Conclui-se também que 43% dos inquiridos mudaria de casa como consequência do confinamento, quando antes da pandemia apenas 19% estava à procura de uma nova habitação. Neste processo de procurar uma nova casa, a possibilidade de ter um espaço exterior privado foi o fator que ganhou maior relevo no pós-Covid, passando no grau de “muito importante” de cerca de 38% para 60% (+22 pontos percentuais). Quem vive num apartamento foi quem mais passou a valorizar este fator (aumento de 23 pp), destacando-se os inquiridos que vivem com parceiro/a e filhos. 

 “A procura por espaços exteriores já era uma realidade em crescimento antes da pandemia, mas o confinamento veio intensificar a importância destes espaços com o aumento das horas que passamos em casa. A existência de espaços exteriores permite maior sensação de bem-estar, praticar exercício físico ao ar livre ou simplesmente relaxar. Só nos últimos 3 meses, em plena pandemia, a JLL teve um aumento de 24% nas vendas e arrendamentos de casas com terraço”, nota Patricia Barão, Head of Residential da JLL.

O estudo nota que há uma maior valorização dos espaços ao ar livre em geral, com as áreas exteriores de uso comum como piscina ou ginásio do condomínio a ganharem também relevância, uma tendência que se prende como facto de “emergir uma clara preocupação com as questões relacionadas com o bem-estar e lazer, em contraponto ao pré-covid, quando os critérios de procura de casa eram mais marcados por uma perspetiva utilitarista e quotidiana”, explica Maria Empis.

Outra prioridade marcante na procura de casa passou a ser a existência de um “escritório doméstico”. Ter um espaço privado para o trabalho ganhou uma importância acrescida com a pandemia, passando de um critério de cerca de 20% dos inquiridos para cerca de 40% (+20 pp). A massificação do teletrabalho durante o confinamento está na base desta valorização, pois se antes 59% dos participantes não trabalhava em casa, agora 84% acredita ser ideal trabalhar a partir casa pelo menos um dia por semana, exigindo um espaço adequado para isso.

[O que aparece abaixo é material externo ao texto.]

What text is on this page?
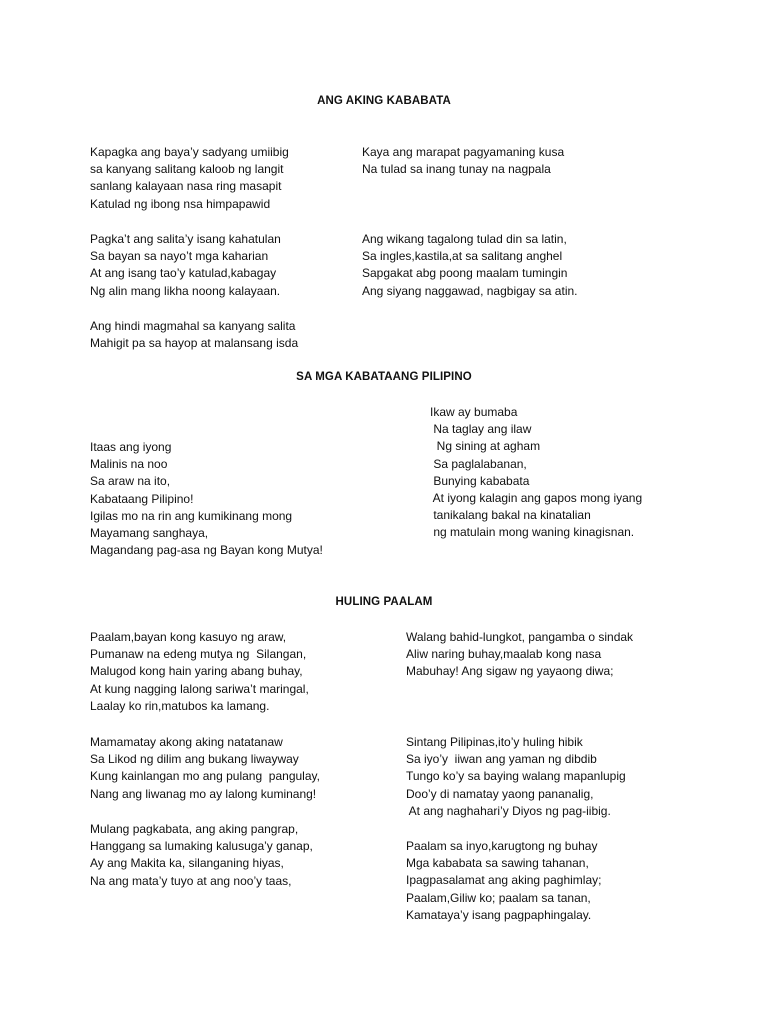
ANG AKING KABABATA
Kapagka ang baya’y sadyang umiibig
sa kanyang salitang kaloob ng langit
sanlang kalayaan nasa ring masapit
Katulad ng ibong nsa himpapawid
Pagka’t ang salita’y isang kahatulan
Sa bayan sa nayo’t mga kaharian
At ang isang tao’y katulad,kabagay
Ng alin mang likha noong kalayaan.
Ang hindi magmahal sa kanyang salita
Mahigit pa sa hayop at malansang isda
Kaya ang marapat pagyamaning kusa
Na tulad sa inang tunay na nagpala
Ang wikang tagalong tulad din sa latin,
Sa ingles,kastila,at sa salitang anghel
Sapgakat abg poong maalam tumingin
Ang siyang naggawad, nagbigay sa atin.
SA MGA KABATAANG PILIPINO
Itaas ang iyong
Malinis na noo
Sa araw na ito,
Kabataang Pilipino!
Igilas mo na rin ang kumikinang mong
Mayamang sanghaya,
Magandang pag-asa ng Bayan kong Mutya!
Ikaw ay bumaba
Na taglay ang ilaw
Ng sining at agham
Sa paglalabanan,
Bunying kababata
At iyong kalagin ang gapos mong iyang
tanikalang bakal na kinatalian
ng matulain mong waning kinagisnan.
HULING PAALAM
Paalam,bayan kong kasuyo ng araw,
Pumanaw na edeng mutya ng  Silangan,
Malugod kong hain yaring abang buhay,
At kung nagging lalong sariwa’t maringal,
Laalay ko rin,matubos ka lamang.
Mamamatay akong aking natatanaw
Sa Likod ng dilim ang bukang liwayway
Kung kainlangan mo ang pulang  pangulay,
Nang ang liwanag mo ay lalong kuminang!
Mulang pagkabata, ang aking pangrap,
Hanggang sa lumaking kalusuga’y ganap,
Ay ang Makita ka, silanganing hiyas,
Na ang mata’y tuyo at ang noo’y taas,
Walang bahid-lungkot, pangamba o sindak
Aliw naring buhay,maalab kong nasa
Mabuhay! Ang sigaw ng yayaong diwa;
Sintang Pilipinas,ito’y huling hibik
Sa iyo’y  iiwan ang yaman ng dibdib
Tungo ko’y sa baying walang mapanlupig
Doo’y di namatay yaong pananalig,
At ang naghahari’y Diyos ng pag-iibig.
Paalam sa inyo,karugtong ng buhay
Mga kababata sa sawing tahanan,
Ipagpasalamat ang aking paghimlay;
Paalam,Giliw ko; paalam sa tanan,
Kamatayа’y isang pagpaphingalay.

Não obstante, diz o estudo da JLL, há mudanças na casa – com novas prioridades e espaços re-imaginados para acomodá-las – mas não no estilo de vida. Se é verdade que 43% das pessoas mudaria de casa como consequência da pandemia, apenas 15% se mudaria para fora das cidades/centros urbanos. Além disso, é importante notar que todos os aspetos que antes se valorizavam na casa também não perderam importância face ao pré-covid, com fatores como a luz natural, a temperatura, pouco ruído, internet potente, eficiência energética e a proximidade de zonas verdes a manterem-se como as principais exigências de quem procura uma casa.

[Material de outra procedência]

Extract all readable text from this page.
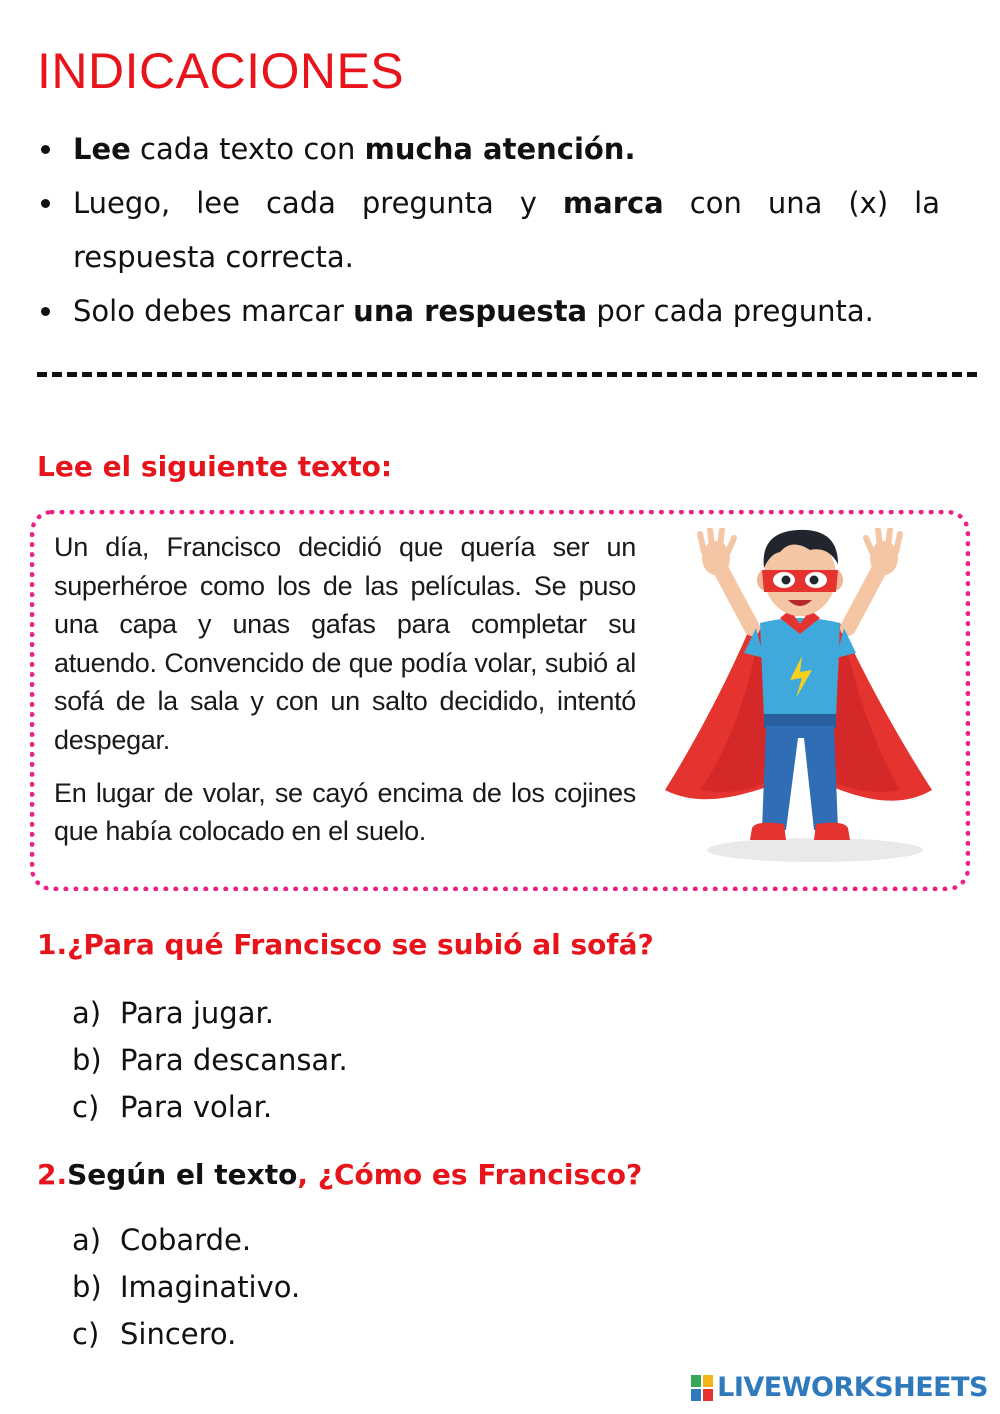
INDICACIONES
Lee cada texto con mucha atención.
Luego, lee cada pregunta y marca con una (x) la respuesta correcta.
Solo debes marcar una respuesta por cada pregunta.
Lee el siguiente texto:

Un día, Francisco decidió que quería ser un superhéroe como los de las películas. Se puso una capa y unas gafas para completar su atuendo. Convencido de que podía volar, subió al sofá de la sala y con un salto decidido, intentó despegar.

En lugar de volar, se cayó encima de los cojines que había colocado en el suelo.

1.¿Para qué Francisco se subió al sofá?
a) Para jugar.
b) Para descansar.
c) Para volar.
2.Según el texto, ¿Cómo es Francisco?
a) Cobarde.
b) Imaginativo.
c) Sincero.
LIVEWORKSHEETS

O estudo conclui ainda que o mercado residencial está cada vez mais no mapa dos investidores, incluindo dos pequenos aforradores, com 49% dos inquiridos a relevar já ter investido ou pensar investir neste tipo de imóvel. A localização e o preço mantêm-se como os principais critérios da procura, mas há uma valorização cada vez maior de imóveis com áreas exteriores, de estacionamento e de tipologias pequenas.

“O mercado residencial tem sido visto como um dos mais resilientes durante a pandemia, inclusive resistindo à pressão dos preços. O grande impacto foi na atividade de venda, que mesmo assim não parou e já está a recuperar. É um mercado de futuro para o investimento imobiliário e um motor para a recuperação da nossa economia”, termina Patrícia Barão.

Metodologia do estudo

O inquérito Nova vida, nova casa? – Teve a pandemia Covid-19 impacto nas necessidades habitacionais? foi concluído em junho de 2020, com respostas de cerca de 1.400 pessoas, das quais 59% do sexo feminino e 41% do masculino. 32% dos inquiridos tem entre 35 e 44 anos e outros 34% entre 45 e 54. A maioria dos inquilinos (59%) vive no centro urbano, 27% na periferia urbana e os restantes 14% fora da cidade. Em termos de partilha de casa, 55% vive com parceiro/a e filhos, sendo ainda de destacara que 75% dos inquiridos vive em casa própria.